Cependant, cette intervention, envisageable au 4ème trimestre 2012, n’est pas prise en charge et son coût est très élevé. Si vous le souhaitez vous pouvez d’ores et déjà nous aider à rassembler le budget nécessaire à sa réalisation. Pour cela, nous avons créer l’association « AVEC NOUS POUR HUGO » à laquelle vous pouvez adresser vos dons (Voir la rubrique catégories « Comment nous aider »).

 

En savoir plus sur les leucodystrophies

Définition

Il s’agit d’un mot d’origine grecque formé de « leukos »(blanc), « dys »(trouble) et « trophê »(nourriture).

Le terme leucodystrophie se rapporte à un groupe de maladies d’origine génétique affectant la myéline du système nerveux central.

filmatterLa myéline est une substance blanche du cerveau et de la moelle épinière qui enveloppe les fibres nerveuses à la manière de l’isolant sur un câble électrique : c’est cette substance qui permet la bonne conduction des messages nerveux.

Dans les leucodystrophies, cette myéline a de la difficulté à se former, à se maintenir ou parfois même , au contraire, elle se trouve en trop grande quantité. Le résultat est une mauvaise conduction de l’influx nerveux avec toutes les conséquences que cela peut avoir pour l’organisme. Les fonctions motrices (tremblements, raideurs, équilibre), les fonctions vitales (respiration, déglutition) ainsi que les sens (vue, ouïe, odorat, goût, toucher) peuvent être touchés à différents degrés au fur et à mesure de la progression de la maladie.

Elles peuvent survenir à n’importe quel âge et se manifestent différemment selon la localisation de la myéline affectée, l’évolution du stade de la maladie et la forme de leucodystrophie.

Mécanisme de cette maladiemyeline

Chaque anomalie génétique entraîne une modification de la gaine de myéline. Dans tous les cas, ces modifications perturbent la fonction de cette myéline. Les messages nerveux ne sont plus transmis normalement. Ainsi, à titre d’exemple, si c’est la région du cerveau qui traite les images qui est touchée, cela peut se traduire à la longue par une cécité partielle ou totale alors que l’organe de la vue (l’œil) est parfaitement intact. C’est donc la transmission de l’influx nerveux d’une région à l’autre de l’organisme qui est perturbée. De ce fait, toutes les fonctions motrices, sensorielles et intellectuelles peuvent être touchées à différents degrés.

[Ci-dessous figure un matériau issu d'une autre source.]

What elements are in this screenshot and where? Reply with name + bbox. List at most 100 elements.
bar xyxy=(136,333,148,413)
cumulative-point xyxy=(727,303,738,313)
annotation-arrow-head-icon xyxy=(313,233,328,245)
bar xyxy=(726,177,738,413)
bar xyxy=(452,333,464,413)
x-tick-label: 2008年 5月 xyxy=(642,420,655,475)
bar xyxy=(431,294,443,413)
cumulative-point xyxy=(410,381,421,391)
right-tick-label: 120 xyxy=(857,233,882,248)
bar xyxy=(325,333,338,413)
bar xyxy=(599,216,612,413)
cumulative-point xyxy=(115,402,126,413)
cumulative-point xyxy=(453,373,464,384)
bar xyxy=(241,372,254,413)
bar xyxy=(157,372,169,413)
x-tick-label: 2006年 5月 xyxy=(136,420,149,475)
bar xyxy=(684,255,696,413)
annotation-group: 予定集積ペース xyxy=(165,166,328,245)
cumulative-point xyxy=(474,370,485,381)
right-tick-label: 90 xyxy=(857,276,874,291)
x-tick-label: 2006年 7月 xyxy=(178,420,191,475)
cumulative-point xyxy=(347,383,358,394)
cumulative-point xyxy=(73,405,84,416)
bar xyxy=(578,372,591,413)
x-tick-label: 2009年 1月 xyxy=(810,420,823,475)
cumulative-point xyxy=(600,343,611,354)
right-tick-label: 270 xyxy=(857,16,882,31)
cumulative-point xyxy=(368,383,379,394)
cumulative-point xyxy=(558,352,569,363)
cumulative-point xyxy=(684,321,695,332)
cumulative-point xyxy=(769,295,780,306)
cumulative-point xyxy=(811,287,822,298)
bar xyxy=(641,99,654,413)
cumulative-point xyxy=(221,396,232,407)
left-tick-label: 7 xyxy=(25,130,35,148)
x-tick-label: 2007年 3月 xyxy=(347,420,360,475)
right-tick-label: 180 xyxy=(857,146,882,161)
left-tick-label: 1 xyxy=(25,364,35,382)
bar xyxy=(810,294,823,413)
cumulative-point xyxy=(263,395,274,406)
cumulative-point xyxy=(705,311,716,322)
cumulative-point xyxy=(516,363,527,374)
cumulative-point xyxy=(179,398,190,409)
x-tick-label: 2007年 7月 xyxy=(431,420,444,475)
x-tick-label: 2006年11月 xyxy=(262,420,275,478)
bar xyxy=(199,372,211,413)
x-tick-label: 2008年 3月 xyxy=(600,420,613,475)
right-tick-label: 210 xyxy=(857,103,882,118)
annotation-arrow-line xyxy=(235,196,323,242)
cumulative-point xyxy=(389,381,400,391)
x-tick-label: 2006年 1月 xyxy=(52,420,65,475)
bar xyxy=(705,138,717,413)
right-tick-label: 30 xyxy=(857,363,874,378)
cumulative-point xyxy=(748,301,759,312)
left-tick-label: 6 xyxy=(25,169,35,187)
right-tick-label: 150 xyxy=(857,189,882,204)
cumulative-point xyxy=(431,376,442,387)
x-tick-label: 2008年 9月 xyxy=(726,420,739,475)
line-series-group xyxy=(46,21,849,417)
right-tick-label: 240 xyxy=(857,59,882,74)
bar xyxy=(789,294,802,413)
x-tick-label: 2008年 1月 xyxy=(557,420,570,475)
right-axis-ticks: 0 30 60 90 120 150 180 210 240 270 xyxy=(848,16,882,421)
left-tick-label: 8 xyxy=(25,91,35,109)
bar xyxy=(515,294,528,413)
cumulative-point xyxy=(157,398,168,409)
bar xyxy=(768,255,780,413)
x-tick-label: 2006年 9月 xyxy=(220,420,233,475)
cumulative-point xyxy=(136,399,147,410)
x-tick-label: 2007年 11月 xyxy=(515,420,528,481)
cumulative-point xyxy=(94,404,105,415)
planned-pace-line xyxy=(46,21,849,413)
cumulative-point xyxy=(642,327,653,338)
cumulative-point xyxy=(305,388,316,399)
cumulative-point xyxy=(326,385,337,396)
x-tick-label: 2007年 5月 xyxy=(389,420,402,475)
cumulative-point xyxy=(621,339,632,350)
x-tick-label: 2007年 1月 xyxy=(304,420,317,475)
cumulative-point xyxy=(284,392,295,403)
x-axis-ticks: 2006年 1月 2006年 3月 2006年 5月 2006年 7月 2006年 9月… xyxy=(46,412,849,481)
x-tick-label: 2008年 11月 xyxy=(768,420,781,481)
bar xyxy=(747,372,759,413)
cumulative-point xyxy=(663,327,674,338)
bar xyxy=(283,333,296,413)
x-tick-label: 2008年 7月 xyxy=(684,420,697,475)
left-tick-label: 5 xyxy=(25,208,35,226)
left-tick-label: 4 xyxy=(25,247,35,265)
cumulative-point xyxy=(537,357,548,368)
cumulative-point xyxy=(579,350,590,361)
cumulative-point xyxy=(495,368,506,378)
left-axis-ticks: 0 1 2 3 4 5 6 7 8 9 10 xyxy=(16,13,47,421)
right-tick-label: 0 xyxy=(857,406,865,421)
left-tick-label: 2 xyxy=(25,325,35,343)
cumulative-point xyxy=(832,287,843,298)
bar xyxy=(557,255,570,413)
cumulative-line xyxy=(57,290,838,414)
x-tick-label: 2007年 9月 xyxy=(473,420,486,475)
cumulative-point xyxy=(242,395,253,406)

Manifestations de la maladie

Les manifestations cliniques s’expriment différemment selon le type de leucodystrophie.

Mais, en général, les manifestations neurologiques surviennent à tout âge et sont généralement progressives :

  • troubles de l’équilibre;
  • tremblements (ataxie);
  • troubles des fonctions motrices (marche, course);
  • troubles des fonctions intellectuelles (compréhension, mémoire, comportement);
  • troubles des fonctions sensorielles (vision, audition).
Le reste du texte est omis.